È quanto si fa stabilendo fasce di inedificabilità al contorno, più o meno larghe in dipendenza dell’importanza del tracciato viario.

Ci sono diverse ragioni che giustificano l’esistenza di una fascia di rispetto delle strade di comunicazione principali. Una è quella di avere un certo spazio libero a disposizione per impiantare cantieri per la manutenzione del manufatto viario ai lati dello stesso. Un altro motivo è quello della raccolta delle acque, a monte per impedire che esse si riversino sulla piattaforma stradale e a valle per convogliare il flusso idrico proveniente dai pozzetti nei canali naturali presenti che abbiano sufficiente capacità.

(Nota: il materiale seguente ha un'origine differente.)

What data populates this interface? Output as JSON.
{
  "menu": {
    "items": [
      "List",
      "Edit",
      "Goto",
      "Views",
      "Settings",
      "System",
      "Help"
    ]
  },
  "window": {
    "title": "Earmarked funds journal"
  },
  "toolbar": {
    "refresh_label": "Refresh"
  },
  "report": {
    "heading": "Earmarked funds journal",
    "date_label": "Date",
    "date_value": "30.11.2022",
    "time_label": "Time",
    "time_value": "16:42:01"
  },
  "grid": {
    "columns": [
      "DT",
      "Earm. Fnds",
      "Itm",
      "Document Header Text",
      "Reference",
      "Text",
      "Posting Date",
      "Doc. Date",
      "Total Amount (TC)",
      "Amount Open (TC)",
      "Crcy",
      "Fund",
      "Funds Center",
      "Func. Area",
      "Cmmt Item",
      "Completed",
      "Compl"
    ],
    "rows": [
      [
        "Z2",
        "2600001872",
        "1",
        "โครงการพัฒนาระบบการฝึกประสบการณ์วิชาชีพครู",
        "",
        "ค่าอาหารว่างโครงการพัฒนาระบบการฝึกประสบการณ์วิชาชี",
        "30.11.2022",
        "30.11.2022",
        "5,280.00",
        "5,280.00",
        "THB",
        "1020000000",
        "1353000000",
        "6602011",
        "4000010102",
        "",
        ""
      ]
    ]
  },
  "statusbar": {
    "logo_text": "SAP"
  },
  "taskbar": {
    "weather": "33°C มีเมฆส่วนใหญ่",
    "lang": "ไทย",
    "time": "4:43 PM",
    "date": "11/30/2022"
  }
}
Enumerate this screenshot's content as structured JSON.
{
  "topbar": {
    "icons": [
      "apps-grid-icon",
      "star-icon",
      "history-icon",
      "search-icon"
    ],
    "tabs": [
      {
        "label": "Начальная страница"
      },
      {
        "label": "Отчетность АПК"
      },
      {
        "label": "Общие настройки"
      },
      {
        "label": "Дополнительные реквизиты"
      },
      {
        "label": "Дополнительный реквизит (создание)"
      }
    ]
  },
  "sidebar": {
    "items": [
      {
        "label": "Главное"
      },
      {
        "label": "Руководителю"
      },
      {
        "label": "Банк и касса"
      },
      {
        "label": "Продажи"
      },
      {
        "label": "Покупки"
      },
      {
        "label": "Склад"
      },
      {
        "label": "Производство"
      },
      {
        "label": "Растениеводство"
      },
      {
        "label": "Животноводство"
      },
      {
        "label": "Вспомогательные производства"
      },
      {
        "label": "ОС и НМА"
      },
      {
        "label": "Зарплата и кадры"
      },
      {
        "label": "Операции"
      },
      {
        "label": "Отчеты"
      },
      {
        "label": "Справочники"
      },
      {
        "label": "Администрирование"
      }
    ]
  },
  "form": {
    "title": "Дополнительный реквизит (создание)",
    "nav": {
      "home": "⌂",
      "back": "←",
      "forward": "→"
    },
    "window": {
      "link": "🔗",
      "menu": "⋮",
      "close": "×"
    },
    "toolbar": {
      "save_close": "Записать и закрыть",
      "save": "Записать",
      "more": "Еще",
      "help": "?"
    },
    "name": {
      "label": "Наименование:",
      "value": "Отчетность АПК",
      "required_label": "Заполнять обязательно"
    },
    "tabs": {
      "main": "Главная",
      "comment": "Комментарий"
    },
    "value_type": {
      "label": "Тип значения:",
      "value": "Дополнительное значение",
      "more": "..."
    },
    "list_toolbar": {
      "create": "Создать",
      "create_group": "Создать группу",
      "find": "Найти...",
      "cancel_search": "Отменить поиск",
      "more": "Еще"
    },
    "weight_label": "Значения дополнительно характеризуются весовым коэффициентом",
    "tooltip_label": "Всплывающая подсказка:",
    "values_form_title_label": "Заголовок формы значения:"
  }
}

Non può essere addotta come motivazione, invece, quella che necessita una striscia di terreno lateralmente per eventuali futuri allargamenti della strada con la creazione di nuove corsie (neppure se si tratta di quella d’emergenza) perché allora la “fascia di rispetto” non rientrerebbe tra i cosiddetti “vincoli conformativi” i quali, cioè, rimangono per sempre, bensì risulterebbe essere un vincolo preordinato all’esproprio e quindi avente una durata temporale limitata; del resto, che senso avrebbe una fascia di rispetto per allargare la sezione viaria, quando poi, una volta fatto ciò, automaticamente si sposta più in là, della stessa estensione di quanto è stata allargata la strada, la fascia di rispetto. Vi è una lampante contraddizione in tale giustificazione sulla necessità della fascia di rispetto.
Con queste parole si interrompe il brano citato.